NETFLIX AND SHILL… Squid has entered that phase of sheltering in place where time, space and logic have no meaning. Squid thought about trying to make sourdough starter – de rigueur, it seems, for hipsters sheltering in place – only to read an article about sourdough shaming and middle-class lockdown bingo (making banana bread, drinking with friends on Zoom, etc. You get the picture).

Defeated, Squid instead decided to tackle Squid’s email inbox, culling out the Amazon phishing scams and getting rid of the romance scamster approaches – “Hey Gorgeous Cephalopod,” started one, written by an oily otter claiming to be a doctor working for the United Nations in Syria.
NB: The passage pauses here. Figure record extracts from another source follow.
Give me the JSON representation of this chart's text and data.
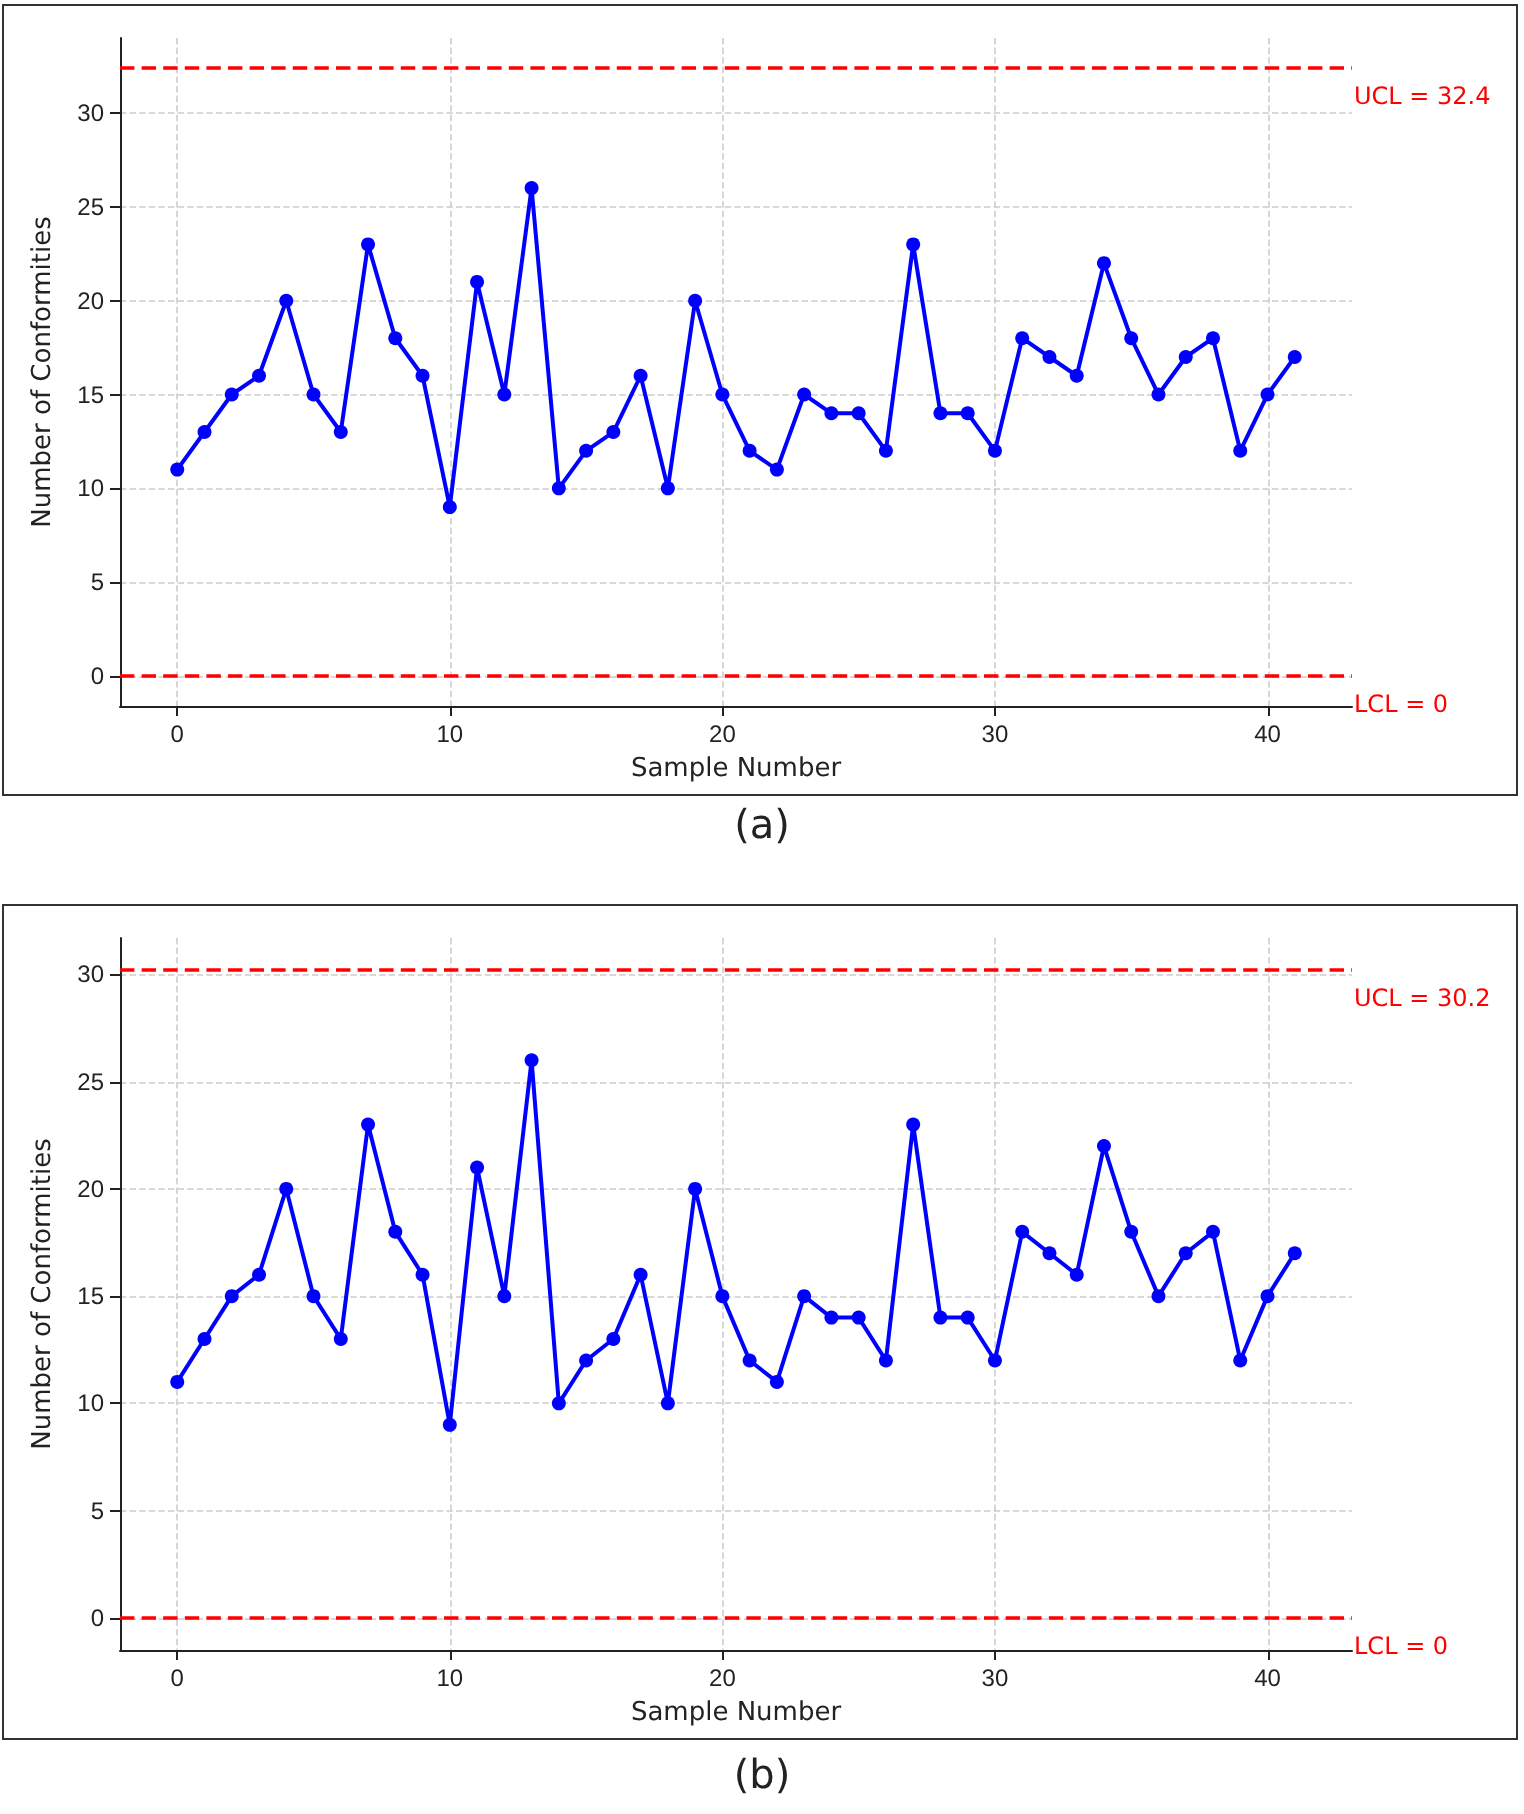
{
  "chart_data": [
    {
      "type": "line",
      "xlabel": "Sample Number",
      "ylabel": "Number of Conformities",
      "annotations": [
        "(a)"
      ],
      "x": [
        0,
        1,
        2,
        3,
        4,
        5,
        6,
        7,
        8,
        9,
        10,
        11,
        12,
        13,
        14,
        15,
        16,
        17,
        18,
        19,
        20,
        21,
        22,
        23,
        24,
        25,
        26,
        27,
        28,
        29,
        30,
        31,
        32,
        33,
        34,
        35,
        36,
        37,
        38,
        39,
        40,
        41
      ],
      "series": [
        {
          "color": "#0000ff",
          "values": [
            11,
            13,
            15,
            16,
            20,
            15,
            13,
            23,
            18,
            16,
            9,
            21,
            15,
            26,
            10,
            12,
            13,
            16,
            10,
            20,
            15,
            12,
            11,
            15,
            14,
            14,
            12,
            23,
            14,
            14,
            12,
            18,
            17,
            16,
            22,
            18,
            15,
            17,
            18,
            12,
            15,
            17
          ]
        }
      ],
      "xlim": [
        -2.1,
        43.1
      ],
      "xticks": [
        0,
        10,
        20,
        30,
        40
      ],
      "ylim": [
        -1.6,
        34
      ],
      "yticks": [
        0,
        5,
        10,
        15,
        20,
        25,
        30
      ],
      "ref_lines": [
        {
          "axis": "y",
          "value": 32.4,
          "label": "UCL = 32.4",
          "color": "#ff0000",
          "line_style": "dashed"
        },
        {
          "axis": "y",
          "value": 0,
          "label": "LCL = 0",
          "color": "#ff0000",
          "line_style": "dashed"
        }
      ],
      "grid": true,
      "marker": "circle",
      "line_style": "solid"
    },
    {
      "type": "line",
      "xlabel": "Sample Number",
      "ylabel": "Number of Conformities",
      "annotations": [
        "(b)"
      ],
      "x": [
        0,
        1,
        2,
        3,
        4,
        5,
        6,
        7,
        8,
        9,
        10,
        11,
        12,
        13,
        14,
        15,
        16,
        17,
        18,
        19,
        20,
        21,
        22,
        23,
        24,
        25,
        26,
        27,
        28,
        29,
        30,
        31,
        32,
        33,
        34,
        35,
        36,
        37,
        38,
        39,
        40,
        41
      ],
      "series": [
        {
          "color": "#0000ff",
          "values": [
            11,
            13,
            15,
            16,
            20,
            15,
            13,
            23,
            18,
            16,
            9,
            21,
            15,
            26,
            10,
            12,
            13,
            16,
            10,
            20,
            15,
            12,
            11,
            15,
            14,
            14,
            12,
            23,
            14,
            14,
            12,
            18,
            17,
            16,
            22,
            18,
            15,
            17,
            18,
            12,
            15,
            17
          ]
        }
      ],
      "xlim": [
        -2.1,
        43.1
      ],
      "xticks": [
        0,
        10,
        20,
        30,
        40
      ],
      "ylim": [
        -1.5,
        31.7
      ],
      "yticks": [
        0,
        5,
        10,
        15,
        20,
        25,
        30
      ],
      "ref_lines": [
        {
          "axis": "y",
          "value": 30.2,
          "label": "UCL = 30.2",
          "color": "#ff0000",
          "line_style": "dashed"
        },
        {
          "axis": "y",
          "value": 0,
          "label": "LCL = 0",
          "color": "#ff0000",
          "line_style": "dashed"
        }
      ],
      "grid": true,
      "marker": "circle",
      "line_style": "solid"
    }
  ]
}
But then Squid noticed a weird pattern emerge: During the pandemic, public relations pros needing to justify their retainers have sent a slew of pitches intended to (checks notes) keep our spirits up during the shutdown.
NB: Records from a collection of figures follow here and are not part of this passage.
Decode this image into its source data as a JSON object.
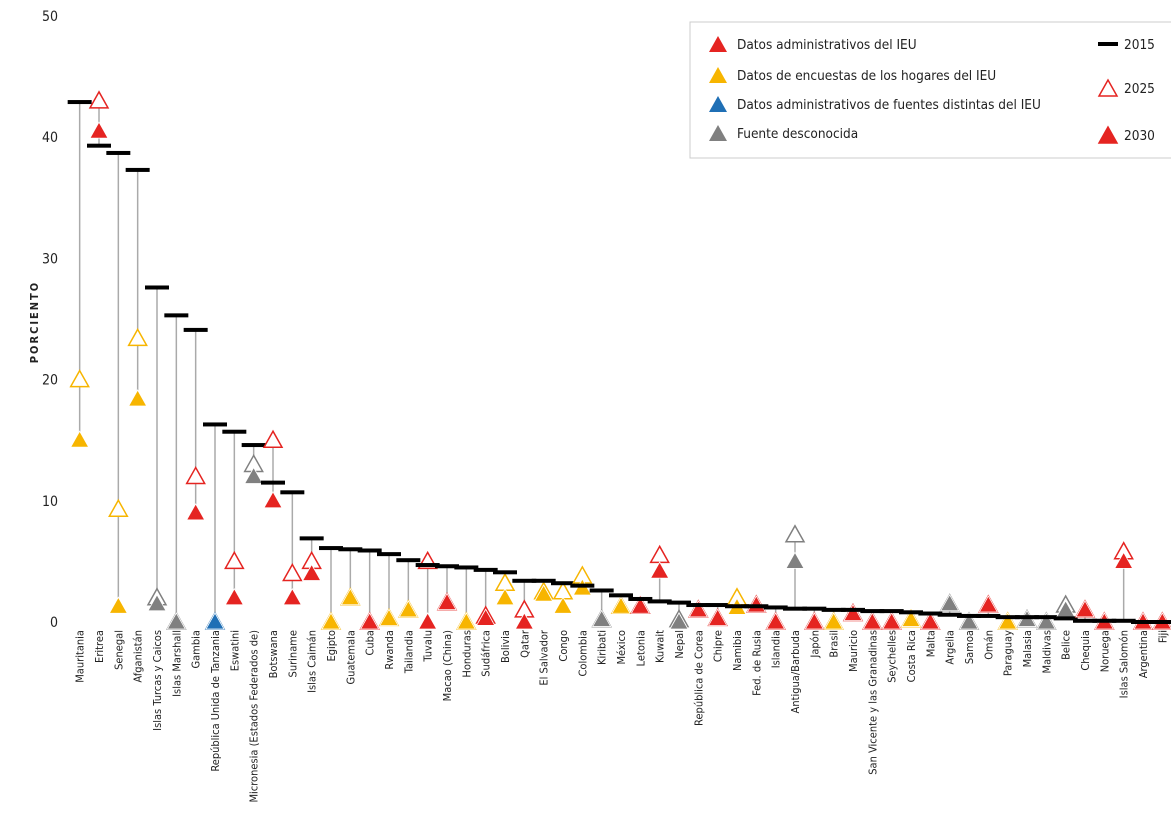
{
  "chart_data": {
    "type": "dumbbell",
    "y_label": "PORCIENTO",
    "ylim": [
      0,
      50
    ],
    "yticks": [
      0,
      10,
      20,
      30,
      40,
      50
    ],
    "categories": [
      "Mauritania",
      "Eritrea",
      "Senegal",
      "Afganistán",
      "Islas Turcas y Caicos",
      "Islas Marshall",
      "Gambia",
      "República Unida de Tanzania",
      "Eswatini",
      "Micronesia (Estados Federados de)",
      "Botswana",
      "Suriname",
      "Islas Caimán",
      "Egipto",
      "Guatemala",
      "Cuba",
      "Rwanda",
      "Tailandia",
      "Tuvalu",
      "Macao (China)",
      "Honduras",
      "Sudáfrica",
      "Bolivia",
      "Qatar",
      "El Salvador",
      "Congo",
      "Colombia",
      "Kiribati",
      "México",
      "Letonia",
      "Kuwait",
      "Nepal",
      "República de Corea",
      "Chipre",
      "Namibia",
      "Fed. de Rusia",
      "Islandia",
      "Antigua/Barbuda",
      "Japón",
      "Brasil",
      "Mauricio",
      "San Vicente y las Granadinas",
      "Seychelles",
      "Costa Rica",
      "Malta",
      "Argelia",
      "Samoa",
      "Omán",
      "Paraguay",
      "Malasia",
      "Maldivas",
      "Belice",
      "Chequia",
      "Noruega",
      "Islas Salomón",
      "Argentina",
      "Fiji"
    ],
    "series": [
      {
        "name": "2015",
        "color": "#000000",
        "values": [
          42.9,
          39.3,
          38.7,
          37.3,
          27.6,
          25.3,
          24.1,
          16.3,
          15.7,
          14.6,
          11.5,
          10.7,
          6.9,
          6.1,
          6.0,
          5.9,
          5.6,
          5.1,
          4.7,
          4.6,
          4.5,
          4.3,
          4.1,
          3.4,
          3.4,
          3.2,
          3.0,
          2.6,
          2.2,
          1.9,
          1.7,
          1.6,
          1.4,
          1.4,
          1.3,
          1.3,
          1.2,
          1.1,
          1.1,
          1.0,
          1.0,
          0.9,
          0.9,
          0.8,
          0.7,
          0.6,
          0.5,
          0.5,
          0.4,
          0.4,
          0.4,
          0.3,
          0.1,
          0.1,
          0.1,
          0,
          0
        ]
      },
      {
        "name": "2025",
        "color": "#e52421",
        "values": [
          20,
          43,
          9.3,
          23.4,
          2.0,
          0,
          12,
          0,
          5,
          13,
          15,
          4,
          5,
          0,
          2,
          0,
          0.3,
          1,
          5,
          1.6,
          0,
          0.5,
          3.2,
          1,
          2.5,
          2.5,
          3.8,
          0.2,
          1.3,
          1.3,
          5.5,
          0.2,
          1,
          0.3,
          2,
          1.4,
          0,
          7.2,
          0,
          0,
          0.7,
          0,
          0,
          0.2,
          0,
          1.5,
          0,
          1.4,
          0,
          0.2,
          0,
          1.4,
          1,
          0,
          5.8,
          0,
          0
        ]
      },
      {
        "name": "2030",
        "color": "#e52421",
        "values": [
          15,
          40.5,
          1.3,
          18.4,
          1.5,
          0,
          9,
          0,
          2,
          12,
          10,
          2,
          4,
          0,
          2,
          0,
          0.3,
          1,
          0,
          1.6,
          0,
          0.3,
          2,
          0,
          2.3,
          1.3,
          2.8,
          0.2,
          1.3,
          1.3,
          4.2,
          0,
          1,
          0.3,
          1.2,
          1.4,
          0,
          5,
          0,
          0,
          0.7,
          0,
          0,
          0.2,
          0,
          1.5,
          0,
          1.4,
          0,
          0.2,
          0,
          1,
          1,
          0,
          5,
          0,
          0
        ]
      }
    ],
    "point_colors": [
      "#f7b500",
      "#e52421",
      "#f7b500",
      "#f7b500",
      "#808080",
      "#808080",
      "#e52421",
      "#1f6fb5",
      "#e52421",
      "#808080",
      "#e52421",
      "#e52421",
      "#e52421",
      "#f7b500",
      "#f7b500",
      "#e52421",
      "#f7b500",
      "#f7b500",
      "#e52421",
      "#e52421",
      "#f7b500",
      "#e52421",
      "#f7b500",
      "#e52421",
      "#f7b500",
      "#f7b500",
      "#f7b500",
      "#808080",
      "#f7b500",
      "#e52421",
      "#e52421",
      "#808080",
      "#e52421",
      "#e52421",
      "#f7b500",
      "#e52421",
      "#e52421",
      "#808080",
      "#e52421",
      "#f7b500",
      "#e52421",
      "#e52421",
      "#e52421",
      "#f7b500",
      "#e52421",
      "#808080",
      "#808080",
      "#e52421",
      "#f7b500",
      "#808080",
      "#808080",
      "#808080",
      "#e52421",
      "#e52421",
      "#e52421",
      "#e52421",
      "#e52421"
    ],
    "sources": [
      {
        "name": "Datos administrativos del IEU",
        "color": "#e52421"
      },
      {
        "name": "Datos de encuestas de los hogares del IEU",
        "color": "#f7b500"
      },
      {
        "name": "Datos administrativos de fuentes distintas del IEU",
        "color": "#1f6fb5"
      },
      {
        "name": "Fuente desconocida",
        "color": "#808080"
      }
    ]
  }
}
From Boise, Idaho, Black Mansion Design Studio thinks the shutdown – you know, that time when companies are wondering how they’ll survive – is the perfect time to consider giving their brands a fresh look to “turn lemons into lemonade.” Why bother with lemonade, when Watsonville-based Integrity Wines is serving up an in-home interactive wine tasting experience in which you can buy a tasting kit (curbside pickup available) and proprietor Mark Hoover will Zoom in on a tasting experience and answer questions. Bring snacks – they ain’t included.
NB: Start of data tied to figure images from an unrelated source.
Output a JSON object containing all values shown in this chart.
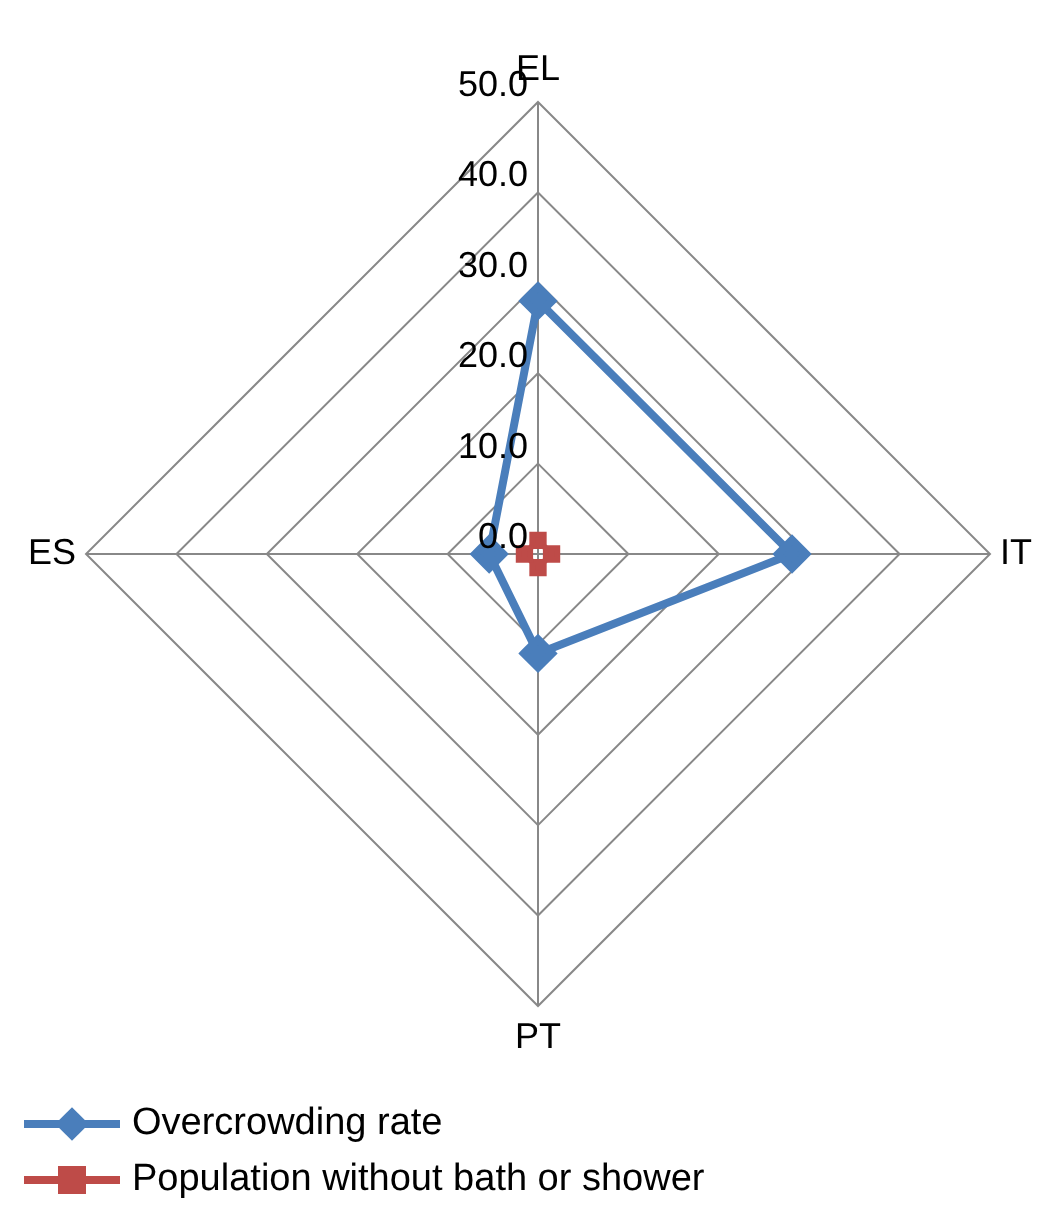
{
  "chart_data": {
    "type": "radar",
    "categories": [
      "EL",
      "IT",
      "PT",
      "ES"
    ],
    "series": [
      {
        "name": "Overcrowding rate",
        "color": "#4a7ebb",
        "values": [
          28.0,
          28.1,
          11.0,
          5.4
        ],
        "marker": "diamond"
      },
      {
        "name": "Population without bath or shower",
        "color": "#be4b48",
        "values": [
          1.5,
          1.5,
          1.5,
          1.5
        ],
        "marker": "square"
      }
    ],
    "ylim": [
      0,
      50
    ],
    "yticks": [
      {
        "value": 0,
        "label": "0.0"
      },
      {
        "value": 10,
        "label": "10.0"
      },
      {
        "value": 20,
        "label": "20.0"
      },
      {
        "value": 30,
        "label": "30.0"
      },
      {
        "value": 40,
        "label": "40.0"
      },
      {
        "value": 50,
        "label": "50.0"
      }
    ],
    "grid": true,
    "legend": "bottom left"
  }
}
From New York, Howard Tiersky, coauthor of Impactful Online Meetings: How to Run Polished Virtual Working Sessions That Are Engaging and Effective, promises an interview on how you can, um, run impactful online meetings. Which probably doesn’t entail six people yelling at each other, “I can’t hear you.” One of Tiersky’s suggestions appears to be forcing participants to turn on their devices’ video function, which is meant to foster participation but which Squid thinks is bullshit – Squid prefers to attend morning Zoom meetings with the editorial team completely naked. And speaking of completely naked, Trojan – the condom company – sent an email letting Squid know that while some online retailers have classified condoms as “non-essential” items, Trojan was urging retailers to classify them as essential and speed up delivery times to protect against STDs and a slew of unintended coronababies in nine months.

But Squid’s favorite? If sheltering in place isn’t all you hoped, LuxeVaca is offering travelers an opportunity “to escape the virus and stay in one of our disinfected luxury homes away from the large cities.” Some of those homes are on the Monterey Peninsula, where “outdoor activities can be enjoyed by your entire family like bike rides, beach walks (and) golf.” Except golf is currently prohibited and if you travel here to rent a place for $5,000 a night to get away during the pandemic, you’re kind of a dick.